Preventing a second Columbia

The NASA keeps a watchful eye on the thermal tiles that cover the shuttle since the Columbia disaster of February 2003.

Columbia's protective heat shield was pierced by a piece of insulating foam that peeled off its external fuel tank during lift-off. The breach resulted in the shuttle disintegrating as it re-entered Earth's atmosphere, killing all seven astronauts on board.

After the examination of Endeavour's underside was completed at 7:00pm GMT Sunday (4:00am Monday, Sydney time), preparations began for the mission's second spacewalk, due to start at 3:31pm GMT Monday, during which astronauts Dave Williams and Rick Mastracchio will replace a faulty ISS control gyroscope.

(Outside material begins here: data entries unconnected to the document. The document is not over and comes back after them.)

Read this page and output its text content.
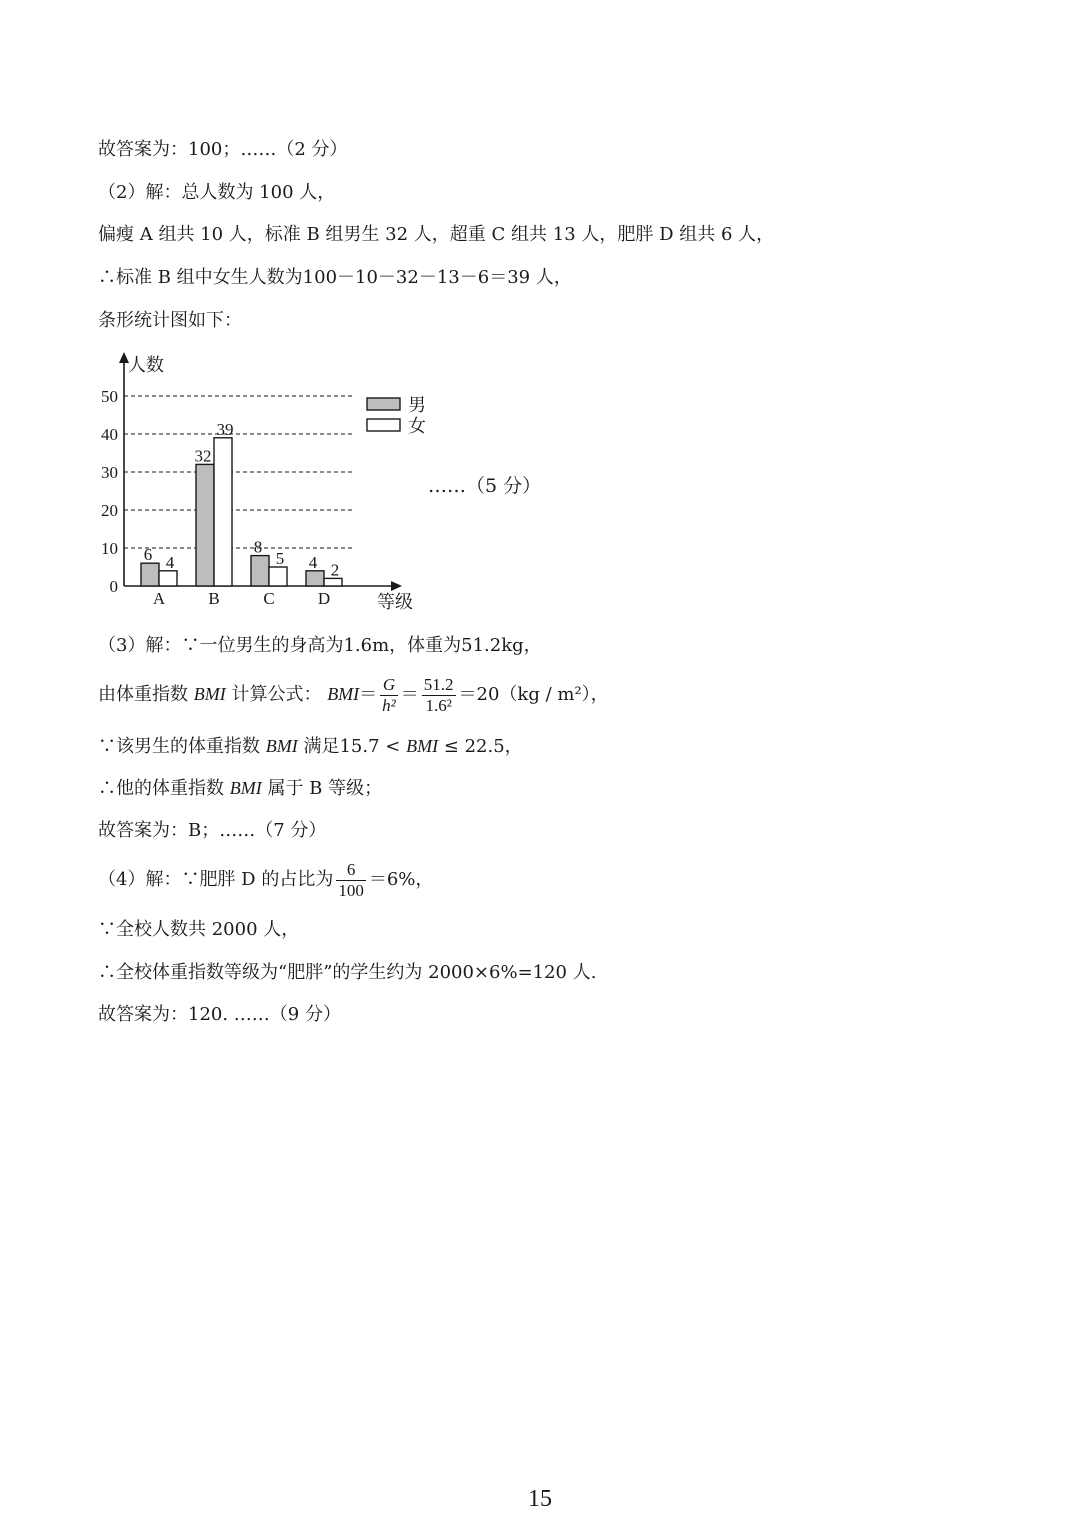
故答案为：100；……（2 分）
（2）解：总人数为 100 人，
偏瘦 A 组共 10 人，标准 B 组男生 32 人，超重 C 组共 13 人，肥胖 D 组共 6 人，
∴标准 B 组中女生人数为100－10－32－13－6＝39 人，
条形统计图如下：
0
10
20
30
40
50
人数
等级
6 4
A
32
39
B
8
5
C
4 2
D
男
女
……（5 分）
（3）解：∵一位男生的身高为1.6m，体重为51.2kg，
由体重指数 BMI 计算公式： $BMI= \frac{G}{\text{h²}} = \frac{51.2}{\text{1.6²}} =20(kg / m^2)$，
∵该男生的体重指数 BMI 满足15.7 < BMI ≤ 22.5，
∴他的体重指数 BMI 属于 B 等级；
故答案为：B；……（7 分）
（4）解：∵肥胖 D 的占比为 $\frac{6}{100} =6\%$，
∵全校人数共 2000 人，
∴全校体重指数等级为“肥胖”的学生约为 2000×6%=120 人.
故答案为：120. ……（9 分）
15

On Saturday, Mastracchio, of the U.S. and Canadian, Dave Williams, spent six hours and 17 minutes installing and activating a new, 1.58-ton segment for the ISS that the Endeavour had delivered.

Endeavour docked on Friday with the ISS bringing seven astronauts, including 55-year-old Morgan, the first schoolteacher in space.

Morgan's space mission came 21 years after the shuttle Challenger launch explosion in 1986 killed another woman intended to become the first teacher-astronaut, Christa McAuliffe.